A more than diverting hour unpicking that crazy little thing called love.

★★★
theatre review (edinburgh) | Read in About 2 minutes
33329 large
121329 original
Published 09 Aug 2013

Burrowing into one of the Underbelly’s variously dank enclaves, we’re met by a quartet of friendly faces; relaxed, convivial, attentive. They’re sat on assorted chairs and settees. There’s a coffee table. It has some mugs and biscuits on it. Coldplay, Laura Marling and Take That’s "A Million Love Songs" fill the air – ‘the nation’s favourite love songs’, an upstage projection informs us.

It’s so cloyingly cosy, you sense a trap: an imminent life lesson dispatched by hollow thirtysomethings washed down with a glass of elderflower pressé and a cupcake.

You’d be wrong though. For this is a brand new verbatim piece from the team behind the superb, cross-city one-on-one caper, You Once Said Yes.

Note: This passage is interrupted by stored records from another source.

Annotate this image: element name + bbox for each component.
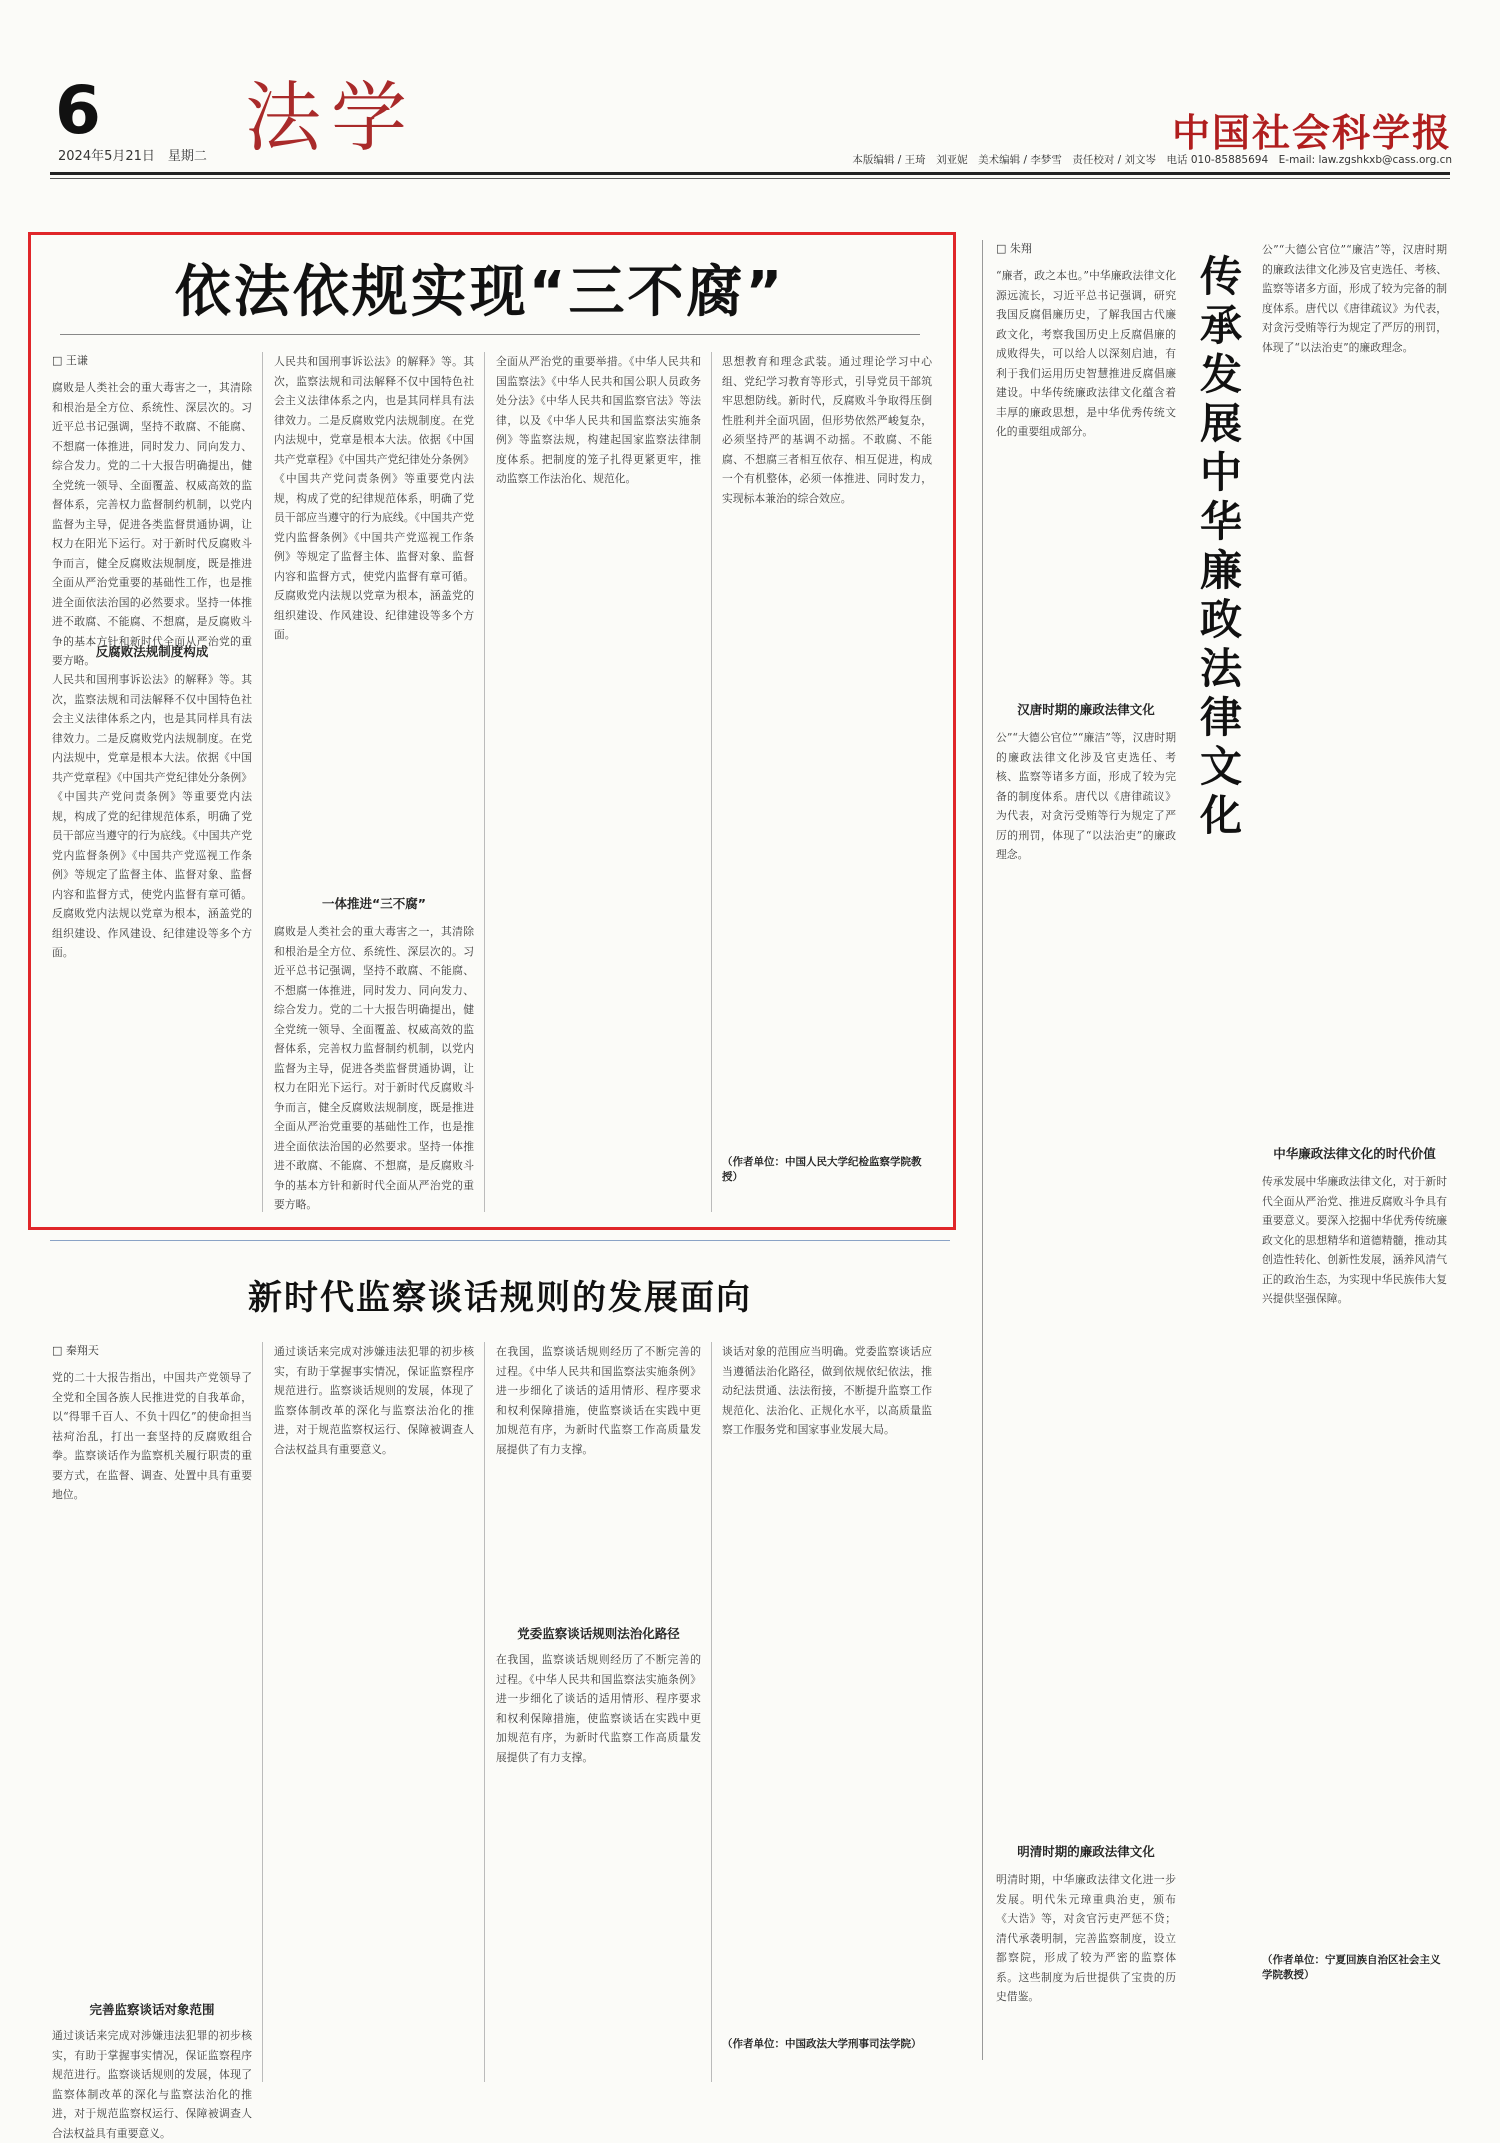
article3-column-2 bbox=[1262, 240, 1447, 1982]
article2-column-4 bbox=[722, 1342, 932, 2051]
article1-subhead-1: 反腐败法规制度构成 bbox=[95, 644, 209, 659]
right-column-divider bbox=[982, 240, 983, 2060]
column-divider bbox=[262, 352, 263, 1212]
article2-author: □ 秦翔天 bbox=[52, 1344, 99, 1357]
article1-text-3: 全面从严治党的重要举措。《中华人民共和国监察法》《中华人民共和国公职人员政务处分法》《中华人民共和国监察官法》等法律，以及《中华人民共和国监察法实施条例》等监察法规，构建起国家监察法律制度体系。把制度的笼子扎得更紧更牢，推动监察工作法治化、规范化。 bbox=[496, 355, 701, 485]
article1-text-2: 人民共和国刑事诉讼法》的解释》等。其次，监察法规和司法解释不仅中国特色社会主义法律体系之内，也是其同样具有法律效力。二是反腐败党内法规制度。在党内法规中，党章是根本大法。依据《中国共产党章程》《中国共产党纪律处分条例》《中国共产党问责条例》等重要党内法规，构成了党的纪律规范体系，明确了党员干部应当遵守的行为底线。《中国共产党党内监督条例》《中国共产党巡视工作条例》等规定了监督主体、监督对象、监督内容和监督方式，使党内监督有章可循。反腐败党内法规以党章为根本，涵盖党的组织建设、作风建设、纪律建设等多个方面。 bbox=[274, 355, 474, 641]
article1-column-1 bbox=[52, 352, 252, 1170]
article2-text-1: 党的二十大报告指出，中国共产党领导了全党和全国各族人民推进党的自我革命，以“得罪千百人、不负十四亿”的使命担当祛疴治乱，打出一套坚持的反腐败组合拳。监察谈话作为监察机关履行职责的重要方式，在监督、调查、处置中具有重要地位。 bbox=[52, 1371, 252, 1501]
issue-date: 2024年5月21日 星期二 bbox=[58, 149, 207, 164]
article1-text-2b: 腐败是人类社会的重大毒害之一，其清除和根治是全方位、系统性、深层次的。习近平总书记强调，坚持不敢腐、不能腐、不想腐一体推进，同时发力、同向发力、综合发力。党的二十大报告明确提出，健全党统一领导、全面覆盖、权威高效的监督体系，完善权力监督制约机制，以党内监督为主导，促进各类监督贯通协调，让权力在阳光下运行。对于新时代反腐败斗争而言，健全反腐败法规制度，既是推进全面从严治党重要的基础性工作，也是推进全面依法治国的必然要求。坚持一体推进不敢腐、不能腐、不想腐，是反腐败斗争的基本方针和新时代全面从严治党的重要方略。 bbox=[274, 925, 474, 1211]
article1-text-4: 思想教育和理念武装。通过理论学习中心组、党纪学习教育等形式，引导党员干部筑牢思想防线。新时代，反腐败斗争取得压倒性胜利并全面巩固，但形势依然严峻复杂，必须坚持严的基调不动摇。不敢腐、不能腐、不想腐三者相互依存、相互促进，构成一个有机整体，必须一体推进、同时发力，实现标本兼治的综合效应。 bbox=[722, 355, 932, 505]
column-divider bbox=[484, 1342, 485, 2082]
article1-headline[interactable]: 依法依规实现“三不腐” bbox=[174, 260, 786, 325]
article3-subhead-2: 中华廉政法律文化的时代价值 bbox=[1273, 1146, 1436, 1161]
column-divider bbox=[711, 1342, 712, 2082]
column-divider bbox=[711, 352, 712, 1212]
article-separator bbox=[50, 1240, 950, 1241]
masthead-rule-thin bbox=[50, 178, 1450, 179]
article3-subhead-3: 明清时期的廉政法律文化 bbox=[1017, 1844, 1155, 1859]
editors-line: 本版编辑 / 王琦 刘亚妮 美术编辑 / 李梦雪 责任校对 / 刘文岑 电话 010-85885694 E-mail: law.zgshkxb@cass.org.cn bbox=[852, 154, 1452, 166]
article1-column-3 bbox=[496, 352, 701, 1192]
article2-column-2 bbox=[274, 1342, 474, 2082]
article1-headline-rule bbox=[60, 334, 920, 335]
article3-column-1 bbox=[996, 240, 1176, 2010]
article1-credit: （作者单位：中国人民大学纪检监察学院教授） bbox=[722, 1156, 922, 1183]
article3-subhead-1: 汉唐时期的廉政法律文化 bbox=[1017, 702, 1155, 717]
article2-text-3: 在我国，监察谈话规则经历了不断完善的过程。《中华人民共和国监察法实施条例》进一步细化了谈话的适用情形、程序要求和权利保障措施，使监察谈话在实践中更加规范有序，为新时代监察工作高质量发展提供了有力支撑。 bbox=[496, 1345, 701, 1456]
article1-author: □ 王谦 bbox=[52, 354, 88, 367]
article1-column-4 bbox=[722, 352, 932, 1184]
page-number: 6 bbox=[55, 72, 101, 149]
article2-credit: （作者单位：中国政法大学刑事司法学院） bbox=[722, 2038, 922, 2050]
article2-column-3 bbox=[496, 1342, 701, 2070]
column-divider bbox=[262, 1342, 263, 2082]
article2-text-3b: 在我国，监察谈话规则经历了不断完善的过程。《中华人民共和国监察法实施条例》进一步细化了谈话的适用情形、程序要求和权利保障措施，使监察谈话在实践中更加规范有序，为新时代监察工作高质量发展提供了有力支撑。 bbox=[496, 1653, 701, 1764]
section-title: 法学 bbox=[245, 73, 417, 162]
article1-column-2 bbox=[274, 352, 474, 1211]
article2-text-4: 谈话对象的范围应当明确。党委监察谈话应当遵循法治化路径，做到依规依纪依法，推动纪法贯通、法法衔接，不断提升监察工作规范化、法治化、正规化水平，以高质量监察工作服务党和国家事业发展大局。 bbox=[722, 1345, 932, 1436]
article2-subhead-1: 完善监察谈话对象范围 bbox=[89, 2002, 215, 2017]
newspaper-brand: 中国社会科学报 bbox=[1171, 110, 1452, 155]
article3-text-1: “廉者，政之本也。”中华廉政法律文化源远流长，习近平总书记强调，研究我国反腐倡廉历史，了解我国古代廉政文化，考察我国历史上反腐倡廉的成败得失，可以给人以深刻启迪，有利于我们运用历史智慧推进反腐倡廉建设。中华传统廉政法律文化蕴含着丰厚的廉政思想，是中华优秀传统文化的重要组成部分。 bbox=[996, 269, 1176, 438]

And whilst this doesn’t burn the rulebook with quite the same fervour, The Love Project is an unfussy, ably-cut piece of real-life theatre that gently warms rather than bazookas our sensibilities.

The four actors offer 16 detached accounts of love; there’s the German lesbian, a Canada-hailing primary teacher, two manic former university acquaintances, even a toddler brother-sister pairing. Abbad, a Muslim, proffers a loopily surreal take on women and the family; atomised Londoner Kate provides painful recollections of love gone awry; and Cora and William, the couple counting 56 years of marriage, reveal a language that’s all of their own.

It’s sugary, yes, and knitted together in such a way that openly exposes the joins, but the cast embody their subjects with such obvious affection and meticulousness, that this becomes a more than diverting hour unpicking that crazy little thing called love.